If you think your pet has eaten a monarch caterpillar or a butterfly, it is important to take it to the vet immediately. Symptoms include:

  • Diarrhea
  • Vomiting
  • Sickness
  • Excessive drooling

Notablythe symptoms become more severe as the poison begins to affect the heart. When this happens, the poison causes abnormal heart rhythm, tremor, weakness, dilated pupils, seizures and death if left untreated.

4. Flying beetles, bed bugs and cicadas

Although these insects are not toxic and will not bite or sting your pet,if you eat them in large quantities, they can cause stomach upset, vomiting and diarrhea. Bed bugs have an unpleasant taste and can cause a dog to drool or vomit after biting one.

Occasionally, if your dog eats insects, you can get too excited about them and chew them as if they were buttered popcorn. Eating too many insects can cause a hard mass called “bezoar” to form in the stomach or any other part of the digestive tract of your dog. Being possible that surgery is required to eliminate it.

Sometimes, in the gastrointestinal tract, a cluster of non-digestible materials can be formed, which is called bezoar. This mass is formed from something like a large plant fiber, hairs or parts of insects.

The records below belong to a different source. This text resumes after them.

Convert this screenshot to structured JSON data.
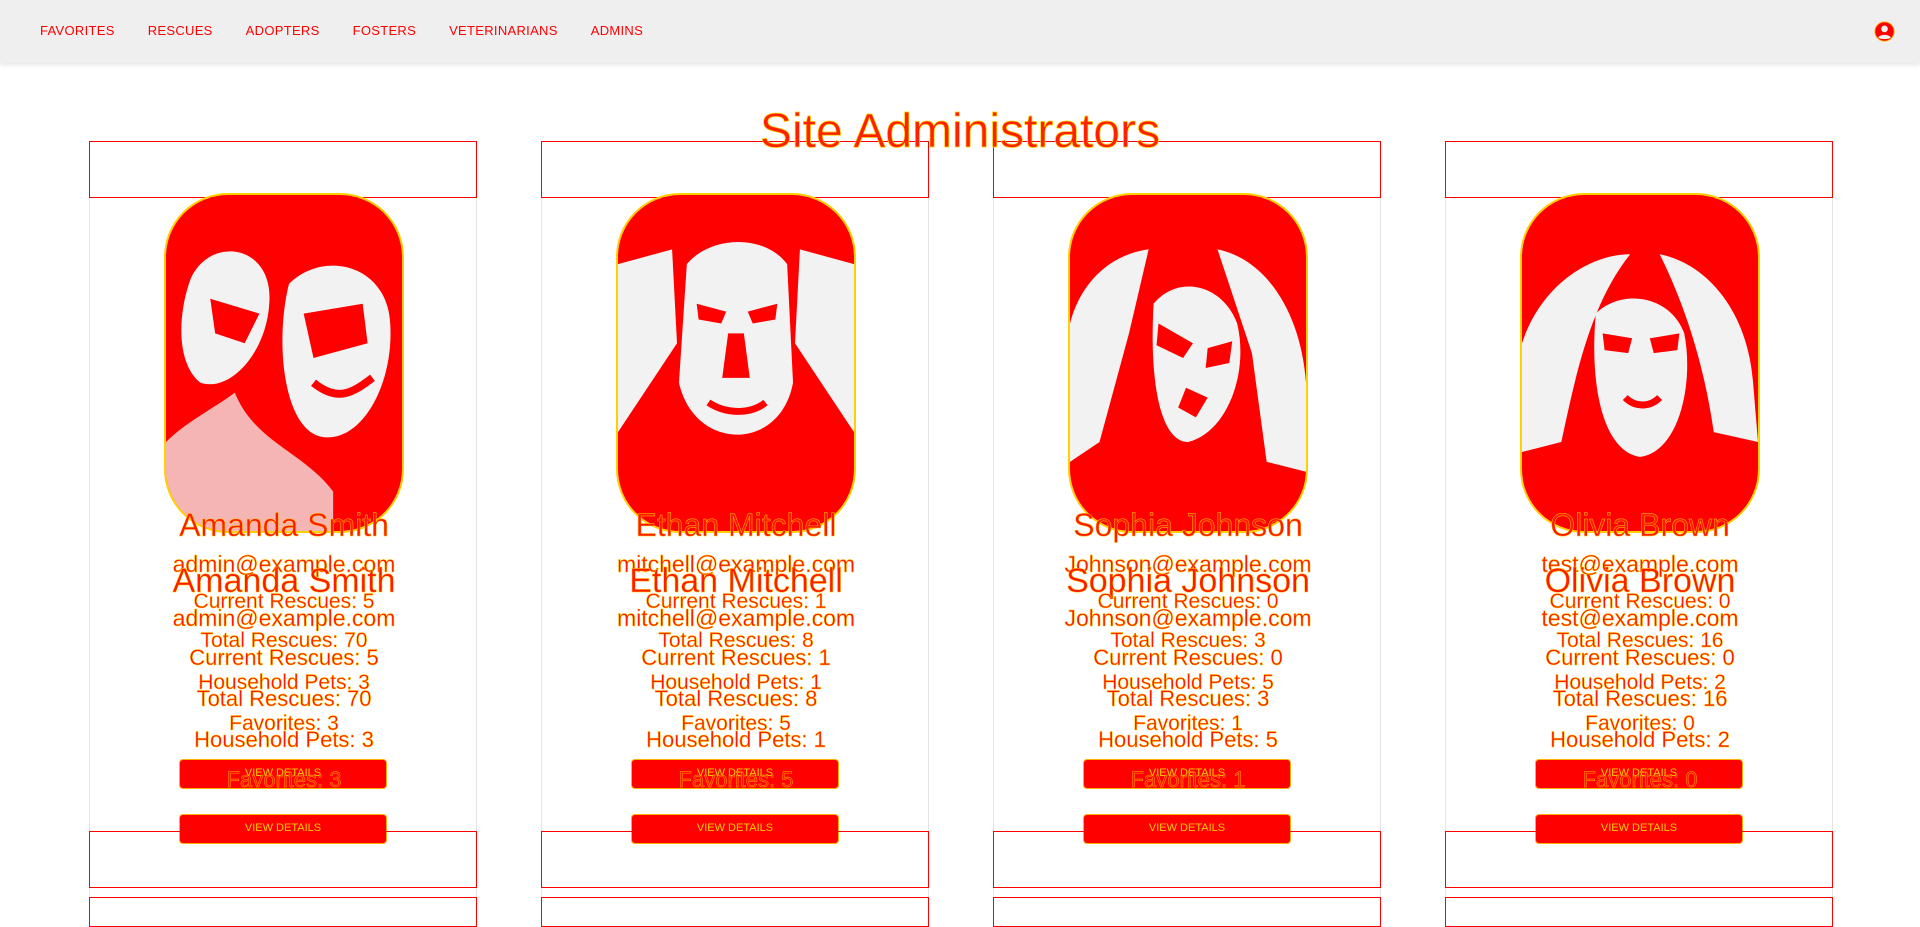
{
  "nav": {
    "links": [
      "FAVORITES",
      "RESCUES",
      "ADOPTERS",
      "FOSTERS",
      "VETERINARIANS",
      "ADMINS"
    ],
    "account_icon": "account-circle-icon"
  },
  "page": {
    "title": "Site Administrators"
  },
  "colors": {
    "accent": "#ff0000",
    "text_outline": "#ffc800",
    "nav_background": "#efefef"
  },
  "admins": [
    {
      "name": "Amanda Smith",
      "email": "admin@example.com",
      "current_rescues": "Current Rescues: 5",
      "total_rescues": "Total Rescues: 70",
      "household_pets": "Household Pets: 3",
      "favorites": "Favorites: 3",
      "button_label": "VIEW DETAILS"
    },
    {
      "name": "Ethan Mitchell",
      "email": "mitchell@example.com",
      "current_rescues": "Current Rescues: 1",
      "total_rescues": "Total Rescues: 8",
      "household_pets": "Household Pets: 1",
      "favorites": "Favorites: 5",
      "button_label": "VIEW DETAILS"
    },
    {
      "name": "Sophia Johnson",
      "email": "Johnson@example.com",
      "current_rescues": "Current Rescues: 0",
      "total_rescues": "Total Rescues: 3",
      "household_pets": "Household Pets: 5",
      "favorites": "Favorites: 1",
      "button_label": "VIEW DETAILS"
    },
    {
      "name": "Olivia Brown",
      "email": "test@example.com",
      "current_rescues": "Current Rescues: 0",
      "total_rescues": "Total Rescues: 16",
      "household_pets": "Household Pets: 2",
      "favorites": "Favorites: 0",
      "button_label": "VIEW DETAILS"
    }
  ]
}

Most bezoars pass through the intestinal system without treatment, but some can become so dangerously large, that they must be removed surgically.

5. Asian ladybug

The multicolored Asian ladybug (Harmonia axyridis) is native to East Asia. It was introduced in the United States between 1978 and 1981 to control agricultural pests such as aphids and scaly insects. Today she became a plague herself.

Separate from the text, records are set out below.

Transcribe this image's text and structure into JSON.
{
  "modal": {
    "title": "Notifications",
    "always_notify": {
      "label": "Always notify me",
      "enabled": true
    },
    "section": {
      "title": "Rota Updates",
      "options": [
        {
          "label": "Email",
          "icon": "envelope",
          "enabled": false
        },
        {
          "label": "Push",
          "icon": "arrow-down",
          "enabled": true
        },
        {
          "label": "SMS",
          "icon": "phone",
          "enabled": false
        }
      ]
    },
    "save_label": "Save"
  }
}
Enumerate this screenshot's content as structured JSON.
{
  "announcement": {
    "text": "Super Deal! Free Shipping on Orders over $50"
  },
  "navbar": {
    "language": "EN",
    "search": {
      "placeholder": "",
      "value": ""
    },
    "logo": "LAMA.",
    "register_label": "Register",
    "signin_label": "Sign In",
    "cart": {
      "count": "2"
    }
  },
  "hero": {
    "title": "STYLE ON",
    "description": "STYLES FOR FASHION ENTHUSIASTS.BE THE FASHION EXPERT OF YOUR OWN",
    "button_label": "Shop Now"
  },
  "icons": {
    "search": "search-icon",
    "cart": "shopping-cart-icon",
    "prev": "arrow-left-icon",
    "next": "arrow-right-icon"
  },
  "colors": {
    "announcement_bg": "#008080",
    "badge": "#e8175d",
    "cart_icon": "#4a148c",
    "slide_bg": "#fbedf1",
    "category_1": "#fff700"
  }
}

In Spain it is considered a serious threat to native species and ecosystems. For this reason, it was included in the Spanish Catalog of Invasive Exotic Species, approved by Royal Decree 630/2013, August 2.

This insect also has reflex bleeding, secreting hemolymph with its toxic alkaloid content, when it is attacked. The intake of this insect can cause chemical burns in the mouth and gastrointestinal tract of a pet.

6. Spiders and bees

Although they are not insects but arachnids, Poisonous spiders such as the black widow, as well as bees or wasps can be dangerous if ingested. After a first bite, hopefully your dog will learn to leave those pests alone.

Black widow in a spider web.

Ingest a load of parasites

Keep in mind that some insects carry parasites. So, Your dog can get intestinal worms by eating beetles, cockroaches and crickets, and eating fleas can cause tapeworm infections..

The tendency to eat insects is a good reason to maintain certain preventive measures throughout the year. This will reduce the risk of infection with parasites.

If your dog’s snack habits bother you, Keep insects at bay by cutting and raking your lawn on a regular basis to reduce litter and related. Keep a close eye on your pet and contact your veterinarian if you see that a bug has been eaten.